Há quem afirme que, atualmente, mais de 30% dos vinhos norte-americanos, incluindo os premium, passam pelo processo da coluna de spinning cones. Uma pesquisa feita em 2006, contudo, apontava que 18% dos vinhos californianos passavam pelo processo. Mas esse procedimento não está restrito ao mercado dos Estados Unidos. A ConeTech afirma ter clientes em todas as partes do mundo e, mais que isso, alega que a maioria dos que experimentaram os seus serviços resolveu adquirir o maquinário por conta própria. E isso não significa apenas os grandes produtores, mas também médios e pequenos, já que a tecnologia tem se tornado cada vez mais acessível.

E, apesar de cada vez mais comum, ainda são poucos os enólogos e produtores que falam abertamente sobre seu uso, pois têm medo de que seus vinhos percam a “aura de artesanato” e de ser um produto natural, vindo direto do campo, com mínima intervenção. Para Margaret Davenport, por exemplo, os spinning cones deveriam ser usados apenas em casos de emergência. “É um tipo de salvamento, não é algo que você quer fazer rotineiramente. Se você faz o que pensa ser realmente um bom vinho, mas acha que tem muito álcool, isso para mim soa como se você tivesse feito algo de errado na vinificação”, afirmou ao lembrar que há outros métodos de reduzir o álcool dos vinhos sem usar uma tecnologia tão intervencionista, como técnicas de controle no vinhedo e na cantina, incluindo controle de leveduras.

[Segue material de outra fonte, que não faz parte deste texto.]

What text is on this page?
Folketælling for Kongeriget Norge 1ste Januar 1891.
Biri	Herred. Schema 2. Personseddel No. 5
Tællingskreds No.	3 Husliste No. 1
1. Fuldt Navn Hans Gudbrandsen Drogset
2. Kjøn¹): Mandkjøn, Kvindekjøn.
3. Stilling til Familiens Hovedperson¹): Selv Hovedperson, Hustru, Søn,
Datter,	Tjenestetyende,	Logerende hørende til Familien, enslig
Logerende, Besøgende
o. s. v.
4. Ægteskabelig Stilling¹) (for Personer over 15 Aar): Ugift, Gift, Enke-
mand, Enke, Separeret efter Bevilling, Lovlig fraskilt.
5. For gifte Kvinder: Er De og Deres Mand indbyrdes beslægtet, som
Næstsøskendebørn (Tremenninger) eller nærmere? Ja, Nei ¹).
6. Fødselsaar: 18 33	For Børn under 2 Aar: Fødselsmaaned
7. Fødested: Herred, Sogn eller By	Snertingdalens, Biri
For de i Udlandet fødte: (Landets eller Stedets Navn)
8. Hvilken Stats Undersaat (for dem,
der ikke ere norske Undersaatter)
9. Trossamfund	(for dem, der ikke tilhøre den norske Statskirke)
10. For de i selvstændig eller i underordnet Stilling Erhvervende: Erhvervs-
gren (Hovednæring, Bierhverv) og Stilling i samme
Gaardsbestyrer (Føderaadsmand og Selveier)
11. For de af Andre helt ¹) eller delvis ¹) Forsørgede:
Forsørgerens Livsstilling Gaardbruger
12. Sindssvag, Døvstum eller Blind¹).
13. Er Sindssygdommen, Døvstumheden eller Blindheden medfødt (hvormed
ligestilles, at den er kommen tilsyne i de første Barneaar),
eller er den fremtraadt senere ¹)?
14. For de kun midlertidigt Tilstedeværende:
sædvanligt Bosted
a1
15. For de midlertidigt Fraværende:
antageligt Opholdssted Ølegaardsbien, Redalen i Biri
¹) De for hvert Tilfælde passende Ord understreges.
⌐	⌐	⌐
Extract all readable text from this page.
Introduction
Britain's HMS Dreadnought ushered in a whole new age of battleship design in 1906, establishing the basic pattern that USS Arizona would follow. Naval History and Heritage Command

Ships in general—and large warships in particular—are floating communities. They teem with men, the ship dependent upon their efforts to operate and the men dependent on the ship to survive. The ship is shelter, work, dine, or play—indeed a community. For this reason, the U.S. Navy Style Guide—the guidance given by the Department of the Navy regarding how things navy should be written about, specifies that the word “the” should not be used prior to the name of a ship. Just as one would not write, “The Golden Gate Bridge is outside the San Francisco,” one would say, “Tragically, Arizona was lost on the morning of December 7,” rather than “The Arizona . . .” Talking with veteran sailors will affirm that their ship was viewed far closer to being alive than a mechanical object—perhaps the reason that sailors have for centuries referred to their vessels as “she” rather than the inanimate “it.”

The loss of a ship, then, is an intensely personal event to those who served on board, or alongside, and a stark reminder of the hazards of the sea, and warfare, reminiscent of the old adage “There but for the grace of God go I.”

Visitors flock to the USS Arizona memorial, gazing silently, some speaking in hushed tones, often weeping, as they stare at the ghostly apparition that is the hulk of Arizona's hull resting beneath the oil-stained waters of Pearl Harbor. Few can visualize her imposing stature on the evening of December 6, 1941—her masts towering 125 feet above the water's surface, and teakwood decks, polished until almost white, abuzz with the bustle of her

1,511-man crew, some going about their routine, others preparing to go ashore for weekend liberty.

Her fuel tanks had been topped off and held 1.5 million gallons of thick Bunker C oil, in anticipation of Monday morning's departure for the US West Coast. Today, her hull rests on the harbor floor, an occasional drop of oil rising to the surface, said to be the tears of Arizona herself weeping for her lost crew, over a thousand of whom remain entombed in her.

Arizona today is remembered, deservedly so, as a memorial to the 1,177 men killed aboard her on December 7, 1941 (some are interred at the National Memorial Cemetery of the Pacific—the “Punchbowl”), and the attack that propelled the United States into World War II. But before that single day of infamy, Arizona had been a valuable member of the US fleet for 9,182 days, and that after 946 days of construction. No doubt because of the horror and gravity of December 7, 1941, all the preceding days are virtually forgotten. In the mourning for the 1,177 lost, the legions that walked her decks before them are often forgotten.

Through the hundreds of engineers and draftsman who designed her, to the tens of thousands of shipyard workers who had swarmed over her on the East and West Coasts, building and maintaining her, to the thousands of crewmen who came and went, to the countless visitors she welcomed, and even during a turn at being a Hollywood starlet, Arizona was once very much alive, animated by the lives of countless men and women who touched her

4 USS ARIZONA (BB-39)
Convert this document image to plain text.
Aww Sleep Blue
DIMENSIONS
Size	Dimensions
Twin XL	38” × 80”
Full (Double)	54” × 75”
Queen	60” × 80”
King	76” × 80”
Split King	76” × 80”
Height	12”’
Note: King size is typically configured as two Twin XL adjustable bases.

O enólogo Randall Graham também questiona o uso do método “invasivo”: “Se um produtor faz um vinho de denominação de origem, então há um contrato implícito que ele assina efetivamente prometendo produzir um vinho com algum grau de tipicidade, que suponho que também inclui as características da safra. Se esse produtor utiliza técnicas para acabar com características da safra, mesmo que ele esteja, talvez, produzindo um vinho que a maioria dos consumidores prefira, acredito que esteja agindo de má fé. Se um produtor está produzindo um vinho de mesa, aí acho que há um conjunto diferente de critérios aplicáveis. O contrato é simplesmente com o consumidor: fazer o melhor vinho possível”.

Mas, por mais contraditório que seja, não se pode negar que os spinning cones veem revolucionando a indústria do vinho e ainda causarão muita polêmica, especialmente nessa época de busca às origens e estilos “naturais”.